However, Dame Athene Donald, professor of experimental physics and the master of Churchill College, Cambridge, said teachers themselves were not to blame.

“We have to actively counter what we might have been brought up to believe,” Professor Donald told TES. “If you look at the television, if you look at the marketing of toys, they all reinforce standardised ideas, and it’s very difficult to counter that.

“Primary teachers aren’t necessarily recognising the traps that they’re falling into. If you’re stressed and trying to prepare a lesson plan, probably the last thing you’re thinking about is: am I stereotyping?”

She cites an example of an exercise given to an 8-year-old girl, in which she was asked: “Think of a scientist.

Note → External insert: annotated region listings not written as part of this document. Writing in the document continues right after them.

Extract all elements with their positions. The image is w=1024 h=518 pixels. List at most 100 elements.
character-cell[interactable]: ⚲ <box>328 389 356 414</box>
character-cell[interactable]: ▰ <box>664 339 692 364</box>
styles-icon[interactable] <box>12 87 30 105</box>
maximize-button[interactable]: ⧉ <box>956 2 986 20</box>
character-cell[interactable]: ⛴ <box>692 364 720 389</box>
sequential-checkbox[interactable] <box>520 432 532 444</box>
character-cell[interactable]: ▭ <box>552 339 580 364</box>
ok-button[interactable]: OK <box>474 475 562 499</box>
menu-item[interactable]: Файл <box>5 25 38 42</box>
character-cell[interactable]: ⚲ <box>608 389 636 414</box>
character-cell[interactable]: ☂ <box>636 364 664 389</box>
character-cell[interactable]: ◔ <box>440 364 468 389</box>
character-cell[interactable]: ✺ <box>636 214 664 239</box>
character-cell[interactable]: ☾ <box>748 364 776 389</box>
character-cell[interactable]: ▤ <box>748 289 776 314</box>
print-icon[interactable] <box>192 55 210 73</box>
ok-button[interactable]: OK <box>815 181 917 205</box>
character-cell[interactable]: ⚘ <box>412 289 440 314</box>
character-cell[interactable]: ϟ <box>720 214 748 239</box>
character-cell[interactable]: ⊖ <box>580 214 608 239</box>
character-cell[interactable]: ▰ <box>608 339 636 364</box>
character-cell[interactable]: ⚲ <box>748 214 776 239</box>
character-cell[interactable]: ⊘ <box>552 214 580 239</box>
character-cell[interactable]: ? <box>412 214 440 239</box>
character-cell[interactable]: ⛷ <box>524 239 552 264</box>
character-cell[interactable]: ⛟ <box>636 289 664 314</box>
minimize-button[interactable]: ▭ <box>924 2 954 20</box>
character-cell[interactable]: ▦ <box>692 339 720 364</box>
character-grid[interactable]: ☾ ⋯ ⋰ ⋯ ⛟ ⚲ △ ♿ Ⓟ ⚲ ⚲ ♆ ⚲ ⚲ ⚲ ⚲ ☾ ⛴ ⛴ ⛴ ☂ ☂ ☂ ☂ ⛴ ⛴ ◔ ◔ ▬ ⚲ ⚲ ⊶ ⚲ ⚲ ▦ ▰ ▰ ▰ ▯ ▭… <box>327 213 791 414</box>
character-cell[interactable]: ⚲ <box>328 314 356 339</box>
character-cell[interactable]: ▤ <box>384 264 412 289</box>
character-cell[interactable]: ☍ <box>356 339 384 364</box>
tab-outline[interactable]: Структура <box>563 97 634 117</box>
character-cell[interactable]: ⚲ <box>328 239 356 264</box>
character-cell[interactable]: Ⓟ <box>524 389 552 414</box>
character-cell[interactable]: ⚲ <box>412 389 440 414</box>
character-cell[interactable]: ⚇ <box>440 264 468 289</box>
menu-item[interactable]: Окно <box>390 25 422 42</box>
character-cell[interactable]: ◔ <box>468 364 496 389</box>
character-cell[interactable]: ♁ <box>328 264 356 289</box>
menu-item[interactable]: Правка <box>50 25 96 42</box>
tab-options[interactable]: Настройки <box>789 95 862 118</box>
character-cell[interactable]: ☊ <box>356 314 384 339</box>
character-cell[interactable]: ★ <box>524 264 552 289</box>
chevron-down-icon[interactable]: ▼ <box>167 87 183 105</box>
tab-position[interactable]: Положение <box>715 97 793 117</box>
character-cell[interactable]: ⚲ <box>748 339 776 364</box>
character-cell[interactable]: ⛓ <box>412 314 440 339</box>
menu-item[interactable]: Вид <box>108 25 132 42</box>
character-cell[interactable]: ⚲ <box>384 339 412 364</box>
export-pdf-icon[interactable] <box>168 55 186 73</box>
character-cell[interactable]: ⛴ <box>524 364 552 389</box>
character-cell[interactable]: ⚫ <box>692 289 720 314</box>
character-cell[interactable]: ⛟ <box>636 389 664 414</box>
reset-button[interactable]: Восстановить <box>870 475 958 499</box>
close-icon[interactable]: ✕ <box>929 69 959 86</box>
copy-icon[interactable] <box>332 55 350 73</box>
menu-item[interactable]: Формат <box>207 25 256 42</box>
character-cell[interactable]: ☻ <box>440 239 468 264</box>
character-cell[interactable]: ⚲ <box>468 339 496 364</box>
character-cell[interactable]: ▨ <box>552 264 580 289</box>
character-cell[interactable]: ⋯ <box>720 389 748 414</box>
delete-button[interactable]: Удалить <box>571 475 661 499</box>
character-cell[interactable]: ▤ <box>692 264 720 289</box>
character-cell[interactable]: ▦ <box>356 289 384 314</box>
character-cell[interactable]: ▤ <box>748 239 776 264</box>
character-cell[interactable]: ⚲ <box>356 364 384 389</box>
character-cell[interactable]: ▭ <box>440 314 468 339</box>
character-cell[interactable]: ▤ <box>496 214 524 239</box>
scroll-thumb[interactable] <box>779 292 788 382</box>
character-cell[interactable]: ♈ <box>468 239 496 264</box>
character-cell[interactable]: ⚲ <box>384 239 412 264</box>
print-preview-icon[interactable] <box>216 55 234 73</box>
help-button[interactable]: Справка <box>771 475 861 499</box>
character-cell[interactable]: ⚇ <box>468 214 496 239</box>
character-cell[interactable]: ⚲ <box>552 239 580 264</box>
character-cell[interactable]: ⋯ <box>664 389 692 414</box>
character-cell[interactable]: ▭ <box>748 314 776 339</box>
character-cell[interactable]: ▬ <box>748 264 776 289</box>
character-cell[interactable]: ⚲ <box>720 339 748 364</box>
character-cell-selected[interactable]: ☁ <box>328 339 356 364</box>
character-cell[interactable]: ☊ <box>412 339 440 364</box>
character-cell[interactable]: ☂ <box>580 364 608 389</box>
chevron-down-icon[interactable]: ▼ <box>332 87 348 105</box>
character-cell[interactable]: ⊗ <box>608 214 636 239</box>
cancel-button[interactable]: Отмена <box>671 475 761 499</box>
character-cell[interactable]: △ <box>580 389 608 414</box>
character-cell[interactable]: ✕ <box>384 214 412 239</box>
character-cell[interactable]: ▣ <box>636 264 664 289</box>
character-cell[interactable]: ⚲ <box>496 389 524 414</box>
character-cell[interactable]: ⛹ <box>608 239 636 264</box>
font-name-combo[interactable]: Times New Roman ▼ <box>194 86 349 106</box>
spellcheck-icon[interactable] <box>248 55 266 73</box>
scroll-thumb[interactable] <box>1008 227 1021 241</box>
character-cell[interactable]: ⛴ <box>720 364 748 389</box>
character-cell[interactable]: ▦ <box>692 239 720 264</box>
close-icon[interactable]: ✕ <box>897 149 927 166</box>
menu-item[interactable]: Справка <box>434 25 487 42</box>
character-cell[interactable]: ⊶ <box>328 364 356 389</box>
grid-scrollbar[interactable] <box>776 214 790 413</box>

Does he have a family?”

“You’ve lost the battle before you’ve even begun with something like that,” Professor Donald said. “You have to work on it: ‘I mustn’t use the male pronoun.’”

Speaking before her inaugural address as president of the British Science Association, to be delivered in Bradford next week, Professor Donald has also called for girls to be given Lego or Meccano toys to play with, rather than Barbie dolls.

“Having a scientist Barbie would be helpful,” she said. “But that’s only part of it. Scientist Barbie is still a passive kind of thing. Future engineers probably want to take things to pieces and put them back together again.

“Toys should be made available to everyone to pick and choose what suits them. We could also have Ken the nurse.”

In addition, she believes it should be compulsory for all teachers to have studied maths or science after the age of 16.

“It’s very clear that there are extraordinarily low numbers of primary school teachers with maths qualifications,” she said.  

“I’d like to see a virtuous circle, where everyone is exposed to more science and maths of a useful kind. It’s not calculus; it’s functional number skills. If you don’t have that confidence, how can you enthuse children about something like electricity?”